2015-02-11 Thread Yang, Yuhao
Check spark/mllib/src/main/scala/org/apache/spark/mllib/rdd/SlidingRDD.scala

It can be used through sliding(windowSize: Int) in
spark/mllib/src/main/scala/org/apache/spark/mllib/rdd/RDDFunctions.scala

Yuhao

From: Mark Hamstra [mailto:m...@clearstorydata.com]
Sent: Thursday, February 12, 2015 7:00 AM
To: Corey Nolet
Cc: user
Subject: Re: Easy way to partition an RDD into chunks like Guava's 
Iterables.partition

No, only each group should need to fit.

On Wed, Feb 11, 2015 at 2:56 PM, Corey Nolet 
cjno...@gmail.commailto:cjno...@gmail.com wrote:
Doesn't iter still need to fit entirely into memory?

On Wed, Feb 11, 2015 at 5:55 PM, Mark Hamstra 
m...@clearstorydata.commailto:m...@clearstorydata.com wrote:
rdd.mapPartitions { iter =
  val grouped = iter.grouped(batchSize)
  for (group - grouped) { ... }
}

On Wed, Feb 11, 2015 at 2:44 PM, Corey Nolet 
cjno...@gmail.commailto:cjno...@gmail.com wrote:
I think the word partition here is a tad different than the term partition 
that we use in Spark.
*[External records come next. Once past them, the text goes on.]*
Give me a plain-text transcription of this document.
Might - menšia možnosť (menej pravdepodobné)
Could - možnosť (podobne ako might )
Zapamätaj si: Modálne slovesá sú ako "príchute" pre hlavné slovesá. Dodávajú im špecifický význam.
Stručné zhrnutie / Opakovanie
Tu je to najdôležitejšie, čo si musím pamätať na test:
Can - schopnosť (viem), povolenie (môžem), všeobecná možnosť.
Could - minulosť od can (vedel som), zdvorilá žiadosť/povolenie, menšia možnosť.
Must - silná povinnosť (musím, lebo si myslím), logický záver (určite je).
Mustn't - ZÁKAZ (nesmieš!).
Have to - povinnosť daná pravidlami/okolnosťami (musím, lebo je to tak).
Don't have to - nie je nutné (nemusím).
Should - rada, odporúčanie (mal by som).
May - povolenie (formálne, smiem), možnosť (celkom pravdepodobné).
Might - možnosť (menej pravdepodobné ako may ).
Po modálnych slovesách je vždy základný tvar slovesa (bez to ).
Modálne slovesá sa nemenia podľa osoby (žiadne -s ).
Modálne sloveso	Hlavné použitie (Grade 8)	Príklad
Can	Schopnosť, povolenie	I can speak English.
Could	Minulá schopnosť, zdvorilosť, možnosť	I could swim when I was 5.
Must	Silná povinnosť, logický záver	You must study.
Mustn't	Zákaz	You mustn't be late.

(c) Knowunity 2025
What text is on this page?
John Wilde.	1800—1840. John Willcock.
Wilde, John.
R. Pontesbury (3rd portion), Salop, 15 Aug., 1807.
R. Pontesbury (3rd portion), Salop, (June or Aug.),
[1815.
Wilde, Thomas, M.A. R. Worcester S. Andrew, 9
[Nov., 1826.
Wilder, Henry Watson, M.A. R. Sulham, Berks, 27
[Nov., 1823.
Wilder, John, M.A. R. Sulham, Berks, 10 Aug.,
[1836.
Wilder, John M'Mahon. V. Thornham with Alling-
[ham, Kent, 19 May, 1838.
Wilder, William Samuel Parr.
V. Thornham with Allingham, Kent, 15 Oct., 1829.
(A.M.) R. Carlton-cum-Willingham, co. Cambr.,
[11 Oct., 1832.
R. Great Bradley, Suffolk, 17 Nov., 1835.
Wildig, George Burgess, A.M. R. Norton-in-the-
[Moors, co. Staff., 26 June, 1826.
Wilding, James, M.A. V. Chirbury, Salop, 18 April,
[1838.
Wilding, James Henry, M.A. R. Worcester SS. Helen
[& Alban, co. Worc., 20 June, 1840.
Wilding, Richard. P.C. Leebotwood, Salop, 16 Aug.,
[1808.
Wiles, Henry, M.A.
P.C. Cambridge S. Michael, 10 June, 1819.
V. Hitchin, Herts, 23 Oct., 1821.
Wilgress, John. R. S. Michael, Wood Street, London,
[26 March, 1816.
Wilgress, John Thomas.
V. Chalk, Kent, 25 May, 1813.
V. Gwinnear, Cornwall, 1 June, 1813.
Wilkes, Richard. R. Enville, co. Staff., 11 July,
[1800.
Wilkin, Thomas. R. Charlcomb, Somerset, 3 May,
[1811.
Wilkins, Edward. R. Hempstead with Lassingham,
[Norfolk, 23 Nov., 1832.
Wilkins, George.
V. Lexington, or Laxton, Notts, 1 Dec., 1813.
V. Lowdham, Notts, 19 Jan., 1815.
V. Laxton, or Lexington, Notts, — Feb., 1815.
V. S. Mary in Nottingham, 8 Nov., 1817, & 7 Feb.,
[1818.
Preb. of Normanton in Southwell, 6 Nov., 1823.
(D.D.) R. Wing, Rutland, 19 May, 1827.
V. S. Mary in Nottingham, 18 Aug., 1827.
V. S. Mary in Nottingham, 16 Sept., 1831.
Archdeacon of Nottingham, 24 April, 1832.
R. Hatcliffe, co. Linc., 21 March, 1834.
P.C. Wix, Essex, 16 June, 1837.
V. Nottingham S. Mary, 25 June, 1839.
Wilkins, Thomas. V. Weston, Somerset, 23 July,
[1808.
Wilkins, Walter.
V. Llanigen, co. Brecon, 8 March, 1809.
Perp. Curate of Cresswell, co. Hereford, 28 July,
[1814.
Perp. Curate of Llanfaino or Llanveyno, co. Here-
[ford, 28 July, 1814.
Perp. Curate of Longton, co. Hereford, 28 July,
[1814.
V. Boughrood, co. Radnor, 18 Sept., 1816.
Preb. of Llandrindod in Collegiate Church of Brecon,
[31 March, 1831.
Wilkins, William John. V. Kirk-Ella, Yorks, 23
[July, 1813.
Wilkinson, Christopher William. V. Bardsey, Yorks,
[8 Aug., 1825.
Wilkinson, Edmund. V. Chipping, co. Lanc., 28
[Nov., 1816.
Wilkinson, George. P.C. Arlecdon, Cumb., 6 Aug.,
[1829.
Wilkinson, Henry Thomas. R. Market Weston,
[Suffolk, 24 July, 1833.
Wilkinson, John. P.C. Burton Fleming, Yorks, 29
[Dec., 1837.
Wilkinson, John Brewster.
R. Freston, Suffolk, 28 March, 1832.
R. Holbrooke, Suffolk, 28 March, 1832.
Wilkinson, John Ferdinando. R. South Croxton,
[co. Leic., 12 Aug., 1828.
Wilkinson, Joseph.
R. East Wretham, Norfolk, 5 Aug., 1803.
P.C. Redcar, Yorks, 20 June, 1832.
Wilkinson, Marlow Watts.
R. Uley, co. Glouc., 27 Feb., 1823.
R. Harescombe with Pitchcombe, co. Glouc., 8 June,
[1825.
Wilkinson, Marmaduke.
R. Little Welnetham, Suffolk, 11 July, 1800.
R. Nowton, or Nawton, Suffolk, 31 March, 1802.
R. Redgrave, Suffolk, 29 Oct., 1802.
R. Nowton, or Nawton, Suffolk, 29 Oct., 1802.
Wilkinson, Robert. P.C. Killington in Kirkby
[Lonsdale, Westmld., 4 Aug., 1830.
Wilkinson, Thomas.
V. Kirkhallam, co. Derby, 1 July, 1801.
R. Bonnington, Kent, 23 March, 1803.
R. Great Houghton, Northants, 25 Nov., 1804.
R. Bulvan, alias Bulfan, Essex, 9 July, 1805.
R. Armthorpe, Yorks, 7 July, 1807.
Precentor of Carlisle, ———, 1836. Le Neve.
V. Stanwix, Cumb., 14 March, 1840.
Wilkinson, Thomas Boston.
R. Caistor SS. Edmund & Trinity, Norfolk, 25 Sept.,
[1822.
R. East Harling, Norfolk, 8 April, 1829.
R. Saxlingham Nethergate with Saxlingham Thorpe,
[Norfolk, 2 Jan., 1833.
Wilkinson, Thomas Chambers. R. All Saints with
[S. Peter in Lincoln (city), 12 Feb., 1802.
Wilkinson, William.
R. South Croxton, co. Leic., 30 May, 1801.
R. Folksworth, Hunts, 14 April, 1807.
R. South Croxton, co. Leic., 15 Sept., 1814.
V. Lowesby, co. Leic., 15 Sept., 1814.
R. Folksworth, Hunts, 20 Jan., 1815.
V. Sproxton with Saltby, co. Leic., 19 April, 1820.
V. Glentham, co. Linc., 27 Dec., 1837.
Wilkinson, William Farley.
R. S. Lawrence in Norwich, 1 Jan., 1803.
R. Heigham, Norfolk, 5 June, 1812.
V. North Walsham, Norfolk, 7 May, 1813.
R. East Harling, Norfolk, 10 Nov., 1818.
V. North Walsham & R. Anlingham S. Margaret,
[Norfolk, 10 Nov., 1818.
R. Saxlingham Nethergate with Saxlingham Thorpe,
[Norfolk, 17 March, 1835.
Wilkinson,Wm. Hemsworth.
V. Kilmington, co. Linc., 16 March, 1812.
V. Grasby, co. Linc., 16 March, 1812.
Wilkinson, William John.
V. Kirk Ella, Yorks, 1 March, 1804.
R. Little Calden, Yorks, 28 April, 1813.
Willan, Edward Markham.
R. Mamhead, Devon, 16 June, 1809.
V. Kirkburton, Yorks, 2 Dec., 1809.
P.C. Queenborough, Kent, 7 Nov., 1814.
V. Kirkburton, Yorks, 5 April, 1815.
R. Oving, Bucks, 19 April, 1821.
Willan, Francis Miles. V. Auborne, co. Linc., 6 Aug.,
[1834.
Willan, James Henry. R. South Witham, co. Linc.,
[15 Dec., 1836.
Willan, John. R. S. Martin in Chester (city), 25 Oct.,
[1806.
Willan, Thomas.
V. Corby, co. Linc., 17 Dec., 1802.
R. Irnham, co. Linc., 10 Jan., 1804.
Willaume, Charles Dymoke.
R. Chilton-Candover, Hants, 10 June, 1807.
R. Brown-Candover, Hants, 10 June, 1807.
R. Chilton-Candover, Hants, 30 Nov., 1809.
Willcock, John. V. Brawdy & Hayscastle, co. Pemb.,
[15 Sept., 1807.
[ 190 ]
Basically, I want something similar to Guava's 
Iterables.partition [1], that is, If I have an RDD[People] and I want to run an 
algorithm that can be optimized by working on 30 people at a time, I'd like to 
be able to say:

val rdd: RDD[People] = .
val partitioned: RDD[Seq[People]] = rdd.partition(30)

I also don't want any shuffling- everything can still be processed locally.